If you’re lucky enough to have up to $35,000 left over in your child’s 529 college savings plan, you can roll it over into a Roth IRA in your child’s name starting in 2024, provided the 529 account has been open for at least 15 years.1 If that $35,000 is not touched for 50 years, and the market averages a 10% annualized return, which is close to its long-term historical average, guess how much your (adult) child will have?2

A. $1,584,074
B. $2,551,167
C. $4,108,680

The answer is C. Over $4.1 million!

If your recent college grad were to start this at age 25 and invest that same initial amount for only 45 years, they would end up with B, or $2.6 million. That’s great, but not as great as C.

If you invest $35,000 for your retirement, in 40 years you’ll end up with A, or $1.6 million. Also good, but, you know, not C.

Another benefit of compounding is that it can help you pursue financial goals along the way, like making a down payment on a home, even if the entire college fund is depleted. It’s really never too early to start saving—ideally, get in the habit of adding to your portfolio every year, whether through a 401(k) or from annual cash surpluses. As you can see, having enough time for the snowball effect can help make up for not having a lot of money.

In addition to increasing the value of your investments, compounding can also be a valuable force in life. For example, a college degree has an enormous effect on the rest of your life. How much money are we talking about? College graduates, on average, earn 84% more than those with a high-school education. This wage premium adds up to an extra $1.2 million over a lifetime.3

But it’s more than just money. You are also the result of the compounding of your life’s decisions, both good and bad. It’s hard to quantify exactly, but it’s sure there. Life is full of surprises, and many of them come from how your decisions compound over decades.

So, start rolling your snowball, both in life and in investing. Let the compounding commence!

 

This article was loosely adapted from “Let the Compounding Commence!” By David Booth, Chairman and Founder, Dimensional, May 17, 2023

 

Footnotes

  1. Laura Saunders, “Your Child Picked a College! Tee Up Your 529 Plan,” Wall Street Journal, May 5, 2023.
  2. In US dollars. Based on S&P 500 Index annual returns, 1926–2022. S&P data © 2023 S&P Dow Jones Indices LLC, a division of S&P Global. All rights reserved. Indices are not available for direct investment; therefore, their performance does not reflect the expenses associated with the management of an actual portfolio.
  3. “How Does a College Degree Improve Graduates’ Employment and Earnings Potential?” Association of Public and Land-Grant Universities.

 

Disclosures

The investment approach discussed does not assure a positive return or a positive investment experience.

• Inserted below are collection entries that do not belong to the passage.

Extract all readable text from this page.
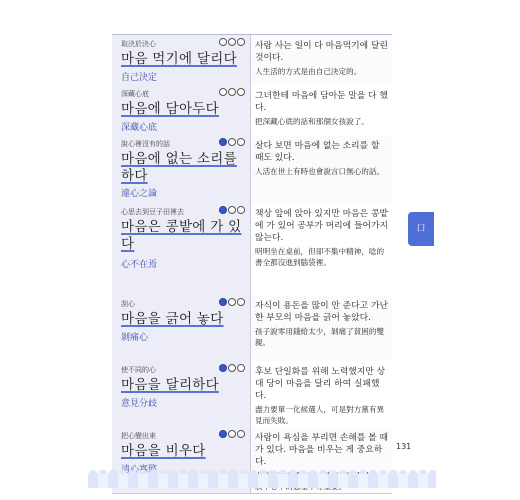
取決於決心
마음 먹기에 달리다
自己決定
사람 사는 일이 다 마음먹기에 달린 것이다.
人生活的方式是由自己決定的。
深藏心底
마음에 담아두다
深藏心底
그녀한테 마음에 담아둔 말을 다 했다.
把深藏心底的話和那個女孩說了。
說心裡沒有的話
마음에 없는 소리를 하다
違心之論
살다 보면 마음에 없는 소리를 할 때도 있다.
人活在世上有時也會說言口無心的話。
心思去到豆子田裡去
마음은 콩밭에 가 있다
心不在焉
책상 앞에 앉아 있지만 마음은 콩밭에 가 있어 공부가 머리에 들어가지 않는다.
明明坐在桌前，但卻不集中精神，唸的書全都沒進到腦袋裡。
刮心
마음을 긁어 놓다
剝痛心
자식이 용돈을 많이 안 준다고 가난한 부모의 마음을 긁어 놓았다.
孩子說零用錢給太少，剝痛了貧困的雙親。
使不同的心
마음을 달리하다
意見分歧
후보 단일화를 위해 노력했지만 상대 당이 마음을 달리 하여 실패했다.
盡力要單一化候選人，可是對方黨有異見而失敗。
把心變出來
마음을 비우다
사람이 욕심을 부리면 손해를 볼 때가 있다. 마음을 비우는 게 중요하다.
口
131
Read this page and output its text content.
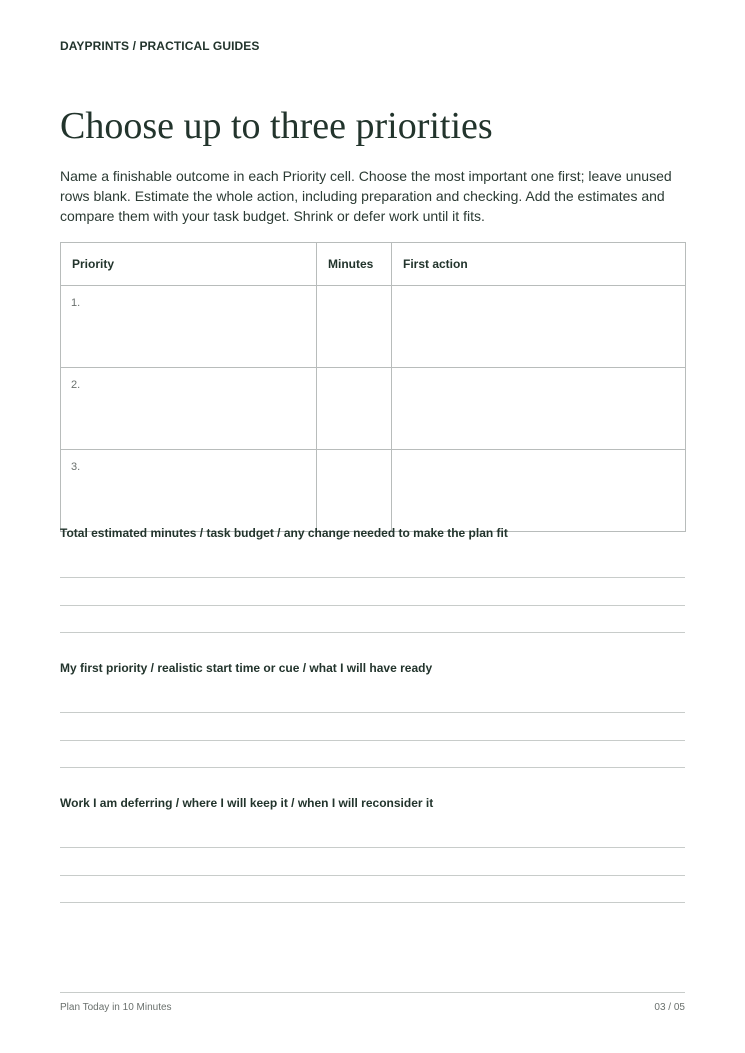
DAYPRINTS / PRACTICAL GUIDES
Choose up to three priorities

Name a finishable outcome in each Priority cell. Choose the most important one first; leave unused rows blank. Estimate the whole action, including preparation and checking. Add the estimates and compare them with your task budget. Shrink or defer work until it fits.

Priority	Minutes	First action
1.		
2.		
3.		
Total estimated minutes / task budget / any change needed to make the plan fit
My first priority / realistic start time or cue / what I will have ready
Work I am deferring / where I will keep it / when I will reconsider it
Plan Today in 10 Minutes	03 / 05
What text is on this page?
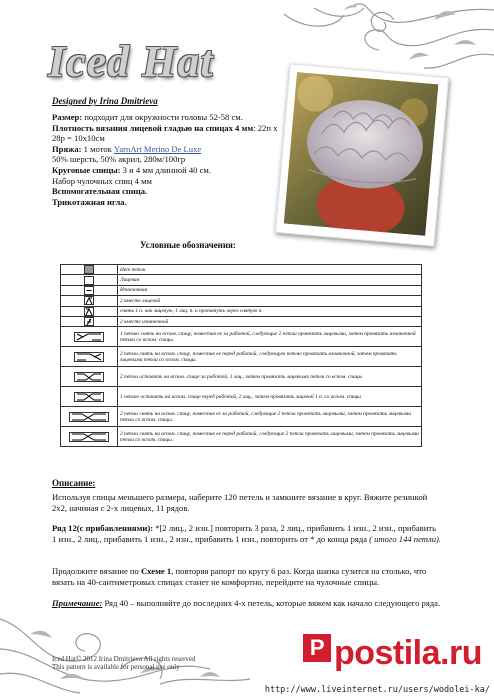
Iced Hat
Designed by Irina Dmitrieva
Размер: подходит для окружности головы 52-58 см.
Плотность вязания лицевой гладью на спицах 4 мм: 22п х 28р = 10х10см
Пряжа: 1 моток YarnArt Merino De Luxe
50% шерсть, 50% акрил, 280м/100гр
Круговые спицы: 3 и 4 мм длинной 40 см.
Набор чулочных спиц 4 мм
Вспомогательная спица.
Трикотажная игла.
Условные обозначения:
	Нет петли

	Лицевая

	Изнаночная

	2 вместе лицевой

	снять 1 п. как лицевую, 1 лиц. п. и протянуть через снятую п.

	2 вместе изнаночной

	1 петлю снять на вспом. спицу, поместив ее за работой, следующие 2 петли провязать лицевыми, затем провязать изнаночной петлю со вспом. спицы.

	2 петли снять на вспом. спицу, поместив ее перед работой, следующую петлю провязать изнаночной, затем провязать лицевыми петли со вспом. спицы.

	2 петли оставить на вспом. спице за работой, 1 лиц., затем провязать лицевыми петли со вспом. спицы

	1 петлю оставить на вспом. спице перед работой, 2 лиц., затем провязать лицевой 1 п. со вспом. спицы

	2 петли снять на вспом. спицу, поместив ее за работой, следующие 2 петли провязать лицевыми, затем провязать лицевыми петли со вспом. спицы.

	2 петли снять на вспом. спицу, поместив ее перед работой, следующие 2 петли провязать лицевыми, затем провязать лицевыми петли со вспом. спицы.
Описание:
Используя спицы меньшего размера, наберите 120 петель и замкните вязание в круг. Вяжите резинкой 2х2, начиная с 2-х лицевых, 11 рядов.
Ряд 12(с прибавлениями): *[2 лиц., 2 изн.] повторить 3 раза, 2 лиц., прибавить 1 изн., 2 изн., прибавить 1 изн., 2 лиц., прибавить 1 изн., 2 изн., прибавить 1 изн., повторить от * до конца ряда ( итого 144 петли).
Продолжите вязание по Схеме 1, повторяя рапорт по кругу 6 раз. Когда шапка сузится на столько, что вязать на 40-сантиметровых спицах станет не комфортно, перейдите на чулочные спицы.
Примечание: Ряд 40 – выполняйте до последних 4-х петель, которые вяжем как начало следующего ряда.
Iced Hat© 2012 Irina Dmitrieva All rights reserved
This pattern is available for personal use only
P postila.ru
http://www.liveinternet.ru/users/wodolei-ka/
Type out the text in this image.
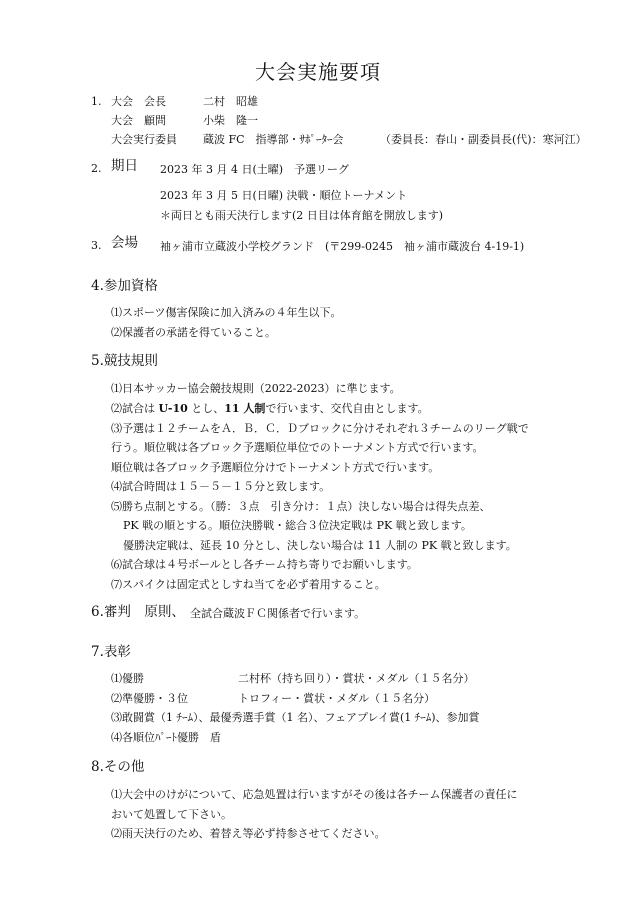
大会実施要項
1. 大会　会長	二村　昭雄
大会　顧問	小柴　隆一
大会実行委員 蔵波 FC　指導部・ｻﾎﾟｰﾀｰ会	（委員長：春山・副委員長(代)：寒河江）
2. 期日 2023 年 3 月 4 日(土曜)　予選リーグ
2023 年 3 月 5 日(日曜) 決戦・順位トーナメント
＊両日とも雨天決行します(2 日目は体育館を開放します)
3. 会場 袖ヶ浦市立蔵波小学校グランド　(〒299-0245　袖ヶ浦市蔵波台 4-19-1)
4.参加資格
⑴スポーツ傷害保険に加入済みの４年生以下。
⑵保護者の承諾を得ていること。
5.競技規則
⑴日本サッカー協会競技規則（2022-2023）に準じます。
⑵試合は U-10 とし、11 人制で行います、交代自由とします。
⑶予選は１２チームをＡ．Ｂ．Ｃ．Ｄブロックに分けそれぞれ３チームのリーグ戦で
行う。順位戦は各ブロック予選順位単位でのトーナメント方式で行います。
順位戦は各ブロック予選順位分けでトーナメント方式で行います。
⑷試合時間は１５－５－１５分と致します。
⑸勝ち点制とする。（勝：３点　引き分け：１点）決しない場合は得失点差、
PK 戦の順とする。順位決勝戦・総合３位決定戦は PK 戦と致します。
優勝決定戦は、延長 10 分とし、決しない場合は 11 人制の PK 戦と致します。
⑹試合球は４号ボールとし各チーム持ち寄りでお願いします。
⑺スパイクは固定式としすね当てを必ず着用すること。
6.審判　原則、 全試合蔵波ＦＣ関係者で行います。
7.表彰
⑴優勝	二村杯（持ち回り）・賞状・メダル（１５名分）
⑵準優勝・３位	トロフィー・賞状・メダル（１５名分）
⑶敢闘賞（1 ﾁｰﾑ）、最優秀選手賞（1 名）、フェアプレイ賞(1 ﾁｰﾑ)、参加賞
⑷各順位ﾊﾟｰﾄ優勝　盾
8.その他
⑴大会中のけがについて、応急処置は行いますがその後は各チーム保護者の責任に
おいて処置して下さい。
⑵雨天決行のため、着替え等必ず持参させてください。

There are numerous ways of approaching investing, only one of which is presented here, which may not be appropriate for every individual.

529 Plans are tax-advantaged savings plans available in the United States that are designed to help pay for education.

The information in this material is intended for the recipient’s background information and use only. It is provided in good faith and without any warranty or representation as to accuracy or completeness. Information and opinions presented in this material have been obtained or derived from sources believed by Dimensional to be reliable, and Dimensional has reasonable grounds to believe that all factual information herein is true as at the date of this material. It does not constitute investment advice, a recommendation, or an offer of any services or products for sale and is not intended to provide a sufficient basis on which to make an investment decision. Before acting on any information in this document, you should consider whether it is appropriate for your particular circumstances and, if appropriate, seek professional advice. It is the responsibility of any persons wishing to make a purchase to inform themselves of and observe all applicable laws and regulations.